Some Boston College players agreed with Henry Hill, a mobster, to fix games during the 1978-79 season. Hill was a member of the Lucchese crime family in New York.
Two Arizona State basketball players pleaded guilty to point shaving on four home games in 1997. Two Northwestern and five Maryland athletes were suspended for betting on sports in 1994 and 1995.
Rick Neuheisel, the University of Washington's head football coach, was fired for taking part in a basketball betting pool in 2003. But surely that was "no big deal."
Roy Williams should really go back and take a refresher course in Gambling 101. There seem to be some things he has forgotten about or never even bothered to learn.

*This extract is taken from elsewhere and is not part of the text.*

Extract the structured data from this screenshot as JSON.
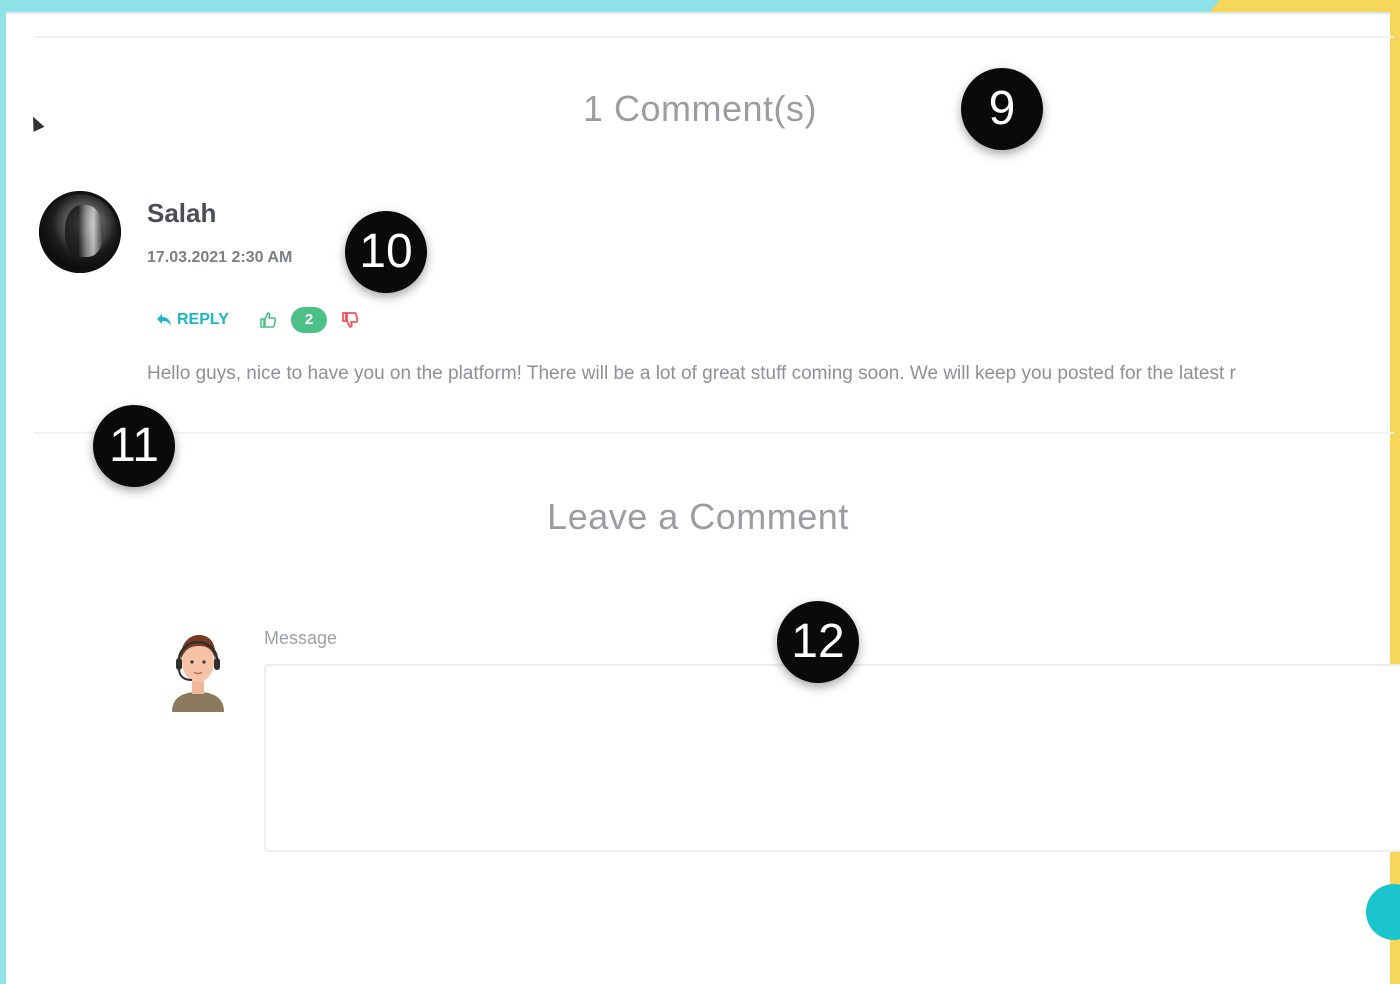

As an example: Suppose a college player such as Lawson loses $250 instead of winning that much at craps in a Detroit casino.
The player then panics because he has no money left and looks around for help. That is when the vultures, ever present in such casinos and betting parlors, spot the 6 foot 9 inch kid who is obviously a basketball player in a city full of basketball players that week.
"Can I be of help?" asks the vulture-fixer. The player is hooked. No need to explain more. But then gambling is "no big deal," according to Roy Williams.
Anyone with authority in a major sports enterprise today who treats gambling of any sort by athletes as simply innocuous is, in my opinion, taking an irresponsible approach to a potentially dangerous situation.